Report Women's Issues
When we entered the room, I was surprised: the room looked quite different from what we had seen so far. There were no tables but only small chairs with a little desk on the side, there was no podium for a chairman or a speaker but a cupboard, and the walls were full of posters – I was reminded of my second grade classroom and the “United Nations Cyberschoolbus” project for young children came to mind. But as a diplomat, you should not pay attention to appearance but only to substance. This was a good principle for the following 90 minutes since the briefing was about Women’s Issues and of course, we should not judge the abilities of people by their look but by their work.
We had the honor to hear a briefing from Ms. Christine Brautigam, who is the head of the Women’s Rights Section of the UN Division for the Advancement of Women. Ms. Brautigam is a popular guest speaker at conferences and discussions all over the world and during her briefing, it became clear why she is such an expert in the field: her enormous knowledge is combined with a capability to explain complex circumstances in a simple way. When I left the room, I had learned plenty of facts about Women’s Issues and felt that I understood the topic much better.
Ms. Brautigam started with the basic facts: she explained that the Commission on the Status of Women (CSW) was elected by the ECOSOC Plenary and that it met twice a year to discuss global policies for gender related issues. The CSW is one of the oldest commissions in the UN system: during its 60 years of existence, it has had a great influence on the improvement of the situation of women all around the globe. One of its successes is the fact that the CSW has organized four World Conferences on Women which adopted landmark documents to specifically advance the rights of women in the world.
Throughout history, especially in the 1960s, the increasing focus on Human Rights was beginning to draw more attention to women’s rights. In 1975, the first World Conference on Women was held in Mexico, and the United Nations declared the decade from 1975 until 1985 the “Decade on Women’s Rights”. After the first conference, there has been a series of other conferences in which the status of women was discussed and promoted. In 1979, the General Assembly adopted the Convention on the Elimination of All Forms of Discrimination Against Women (CEDAW) which was signed by most countries in 1980 and entered into force in 1981. Until today, 182 states have become party to the convention. Interestingly enough, the United States of America have signed the CEDAW convention in 1980, but have not ratified it yet.
The last milestone of the history of Women’s Rights was the Fourth World Conference in 1995, which adopted the Beijing Declaration on the status of women and put forward 12 critical areas of concern to women’s rights in a Platform of Action.
After this overview, Ms. Brautigam talked about recent problems the CSW was confronted with: even if most states and leaders completely agreed with the central ideas to achieve equality between women and man, the realization lacked far behind the signed agreements. Especially the political rights of women were still not respected in many countries. Consequently, this was one of the major aspects within the work of the Commission on the Status of Women. As an Arab diplomat, I felt particularly affected by this part of her speech, knowing that in a lot of Arab countries women’s political rights are more an instrument of positive political publicity rather than the conviction that women’s work and opinion is needed in all parts of society to achieve further progress.

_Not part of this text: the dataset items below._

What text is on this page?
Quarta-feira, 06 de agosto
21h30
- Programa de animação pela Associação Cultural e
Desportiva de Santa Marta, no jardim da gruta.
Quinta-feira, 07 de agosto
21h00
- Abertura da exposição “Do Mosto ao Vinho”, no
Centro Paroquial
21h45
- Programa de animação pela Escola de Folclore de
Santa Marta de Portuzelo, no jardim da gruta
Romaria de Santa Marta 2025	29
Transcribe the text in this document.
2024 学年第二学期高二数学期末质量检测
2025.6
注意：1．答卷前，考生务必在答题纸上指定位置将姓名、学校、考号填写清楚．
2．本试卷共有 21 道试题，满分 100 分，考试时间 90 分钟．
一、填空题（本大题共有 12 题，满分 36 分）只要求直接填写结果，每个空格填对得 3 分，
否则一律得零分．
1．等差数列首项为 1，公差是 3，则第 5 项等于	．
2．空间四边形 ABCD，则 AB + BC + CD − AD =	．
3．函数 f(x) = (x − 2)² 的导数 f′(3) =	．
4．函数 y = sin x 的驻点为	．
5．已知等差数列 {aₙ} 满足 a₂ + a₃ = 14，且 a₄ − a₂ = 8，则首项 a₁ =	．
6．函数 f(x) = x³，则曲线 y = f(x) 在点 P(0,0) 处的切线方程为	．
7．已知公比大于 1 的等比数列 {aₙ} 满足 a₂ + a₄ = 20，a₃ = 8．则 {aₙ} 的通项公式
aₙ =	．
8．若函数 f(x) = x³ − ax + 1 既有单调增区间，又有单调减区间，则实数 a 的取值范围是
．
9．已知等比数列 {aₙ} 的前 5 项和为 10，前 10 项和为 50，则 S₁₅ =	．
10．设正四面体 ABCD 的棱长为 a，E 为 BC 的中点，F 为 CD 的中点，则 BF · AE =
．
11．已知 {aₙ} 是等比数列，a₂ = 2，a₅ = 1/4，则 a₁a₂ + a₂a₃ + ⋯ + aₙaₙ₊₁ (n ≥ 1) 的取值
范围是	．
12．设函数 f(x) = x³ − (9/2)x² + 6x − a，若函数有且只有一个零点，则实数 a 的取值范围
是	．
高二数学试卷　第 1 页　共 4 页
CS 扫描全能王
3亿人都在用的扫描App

On the other hand, I was proud that the following discussion mainly took place between Ms. Brautigam and two members of our delegation: Dania and Roxana obviously impressed the head of the Women’s Rights Section with their profound knowledge of the issue and their detailed questions. Even though after a certain point of the discussion I was not able to follow anymore, I could observe that both sides enjoyed the conversation. Hence, I was very thankful at the end: to Ms. Brautigam for the insight she gave us, to the entire delegation that showed that young people still care about gender equality, and to Dania and Roxana who underlined that also Arab delegations want to improve the overall situation of women.